Lambda Expression without types

Question

I understand the syntax of the Java8 lambda expressions but why does the following code work without a specific type declaration of x? Why is "baz" being printed?

public class LambdaExpressions {

    interface Foo {
        void bar(Object o);
    }

    static void doo(Foo f) {
        f.bar("baz");
    }

    public static void main(String[] args) {

        doo( x -> {System.out.println(x);});
    }

}

Answer 1

Since the interface is a standard functional interface

It's a functional interface because it contains only one abstract method. This method takes one parameter and returns a [void] value

(Reworded for this question)

The lambda expression x -> { System.out.println(x); } can be re-written as an anonymous class.

new Foo() {
    @Override
    public void bar(Object x) {
        System.out.println(x);
    }
}

When you call doo, you pass this functional interface as f, which then executes f.bar("baz");, so "baz" is x, and it is printed.

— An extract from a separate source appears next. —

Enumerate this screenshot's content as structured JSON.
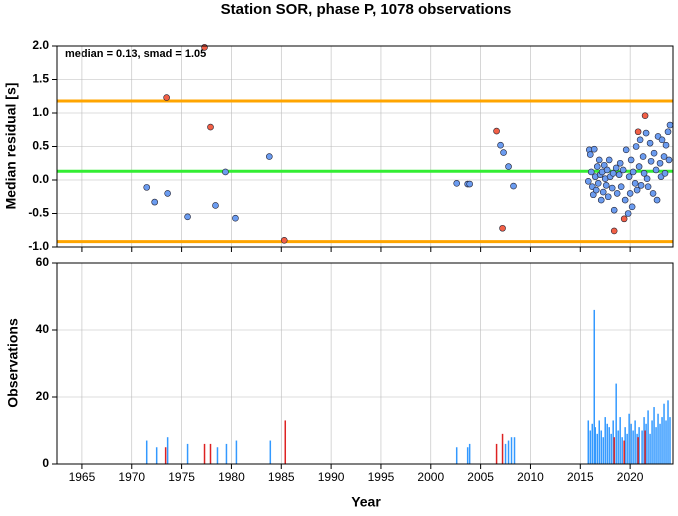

All in one main method, this would look like

public static void main(String[] args) {
    Foo f = new Foo() {
        @Override
        public void bar(Object x) {
            System.out.println(x);
        }
    };

    f.bar("baz");
}

Answer 2

The type of the parameter x is inferred as per the specification:

The formal parameters of a lambda expression may have either declared types or inferred types. These styles cannot be mixed: it is not possible for a lambda expression to declare the types of some of its parameters but leave others to be inferred. Only parameters with declared types can have modifiers.

In this case, the compiler infers the type to be Object since the method accepts a functional interface with a method accepting an Object. Also mentioned in that section of the spec:

If the formal parameters have inferred types, then these types are derived (§15.27.3) from the functional interface type targeted by the lambda expression.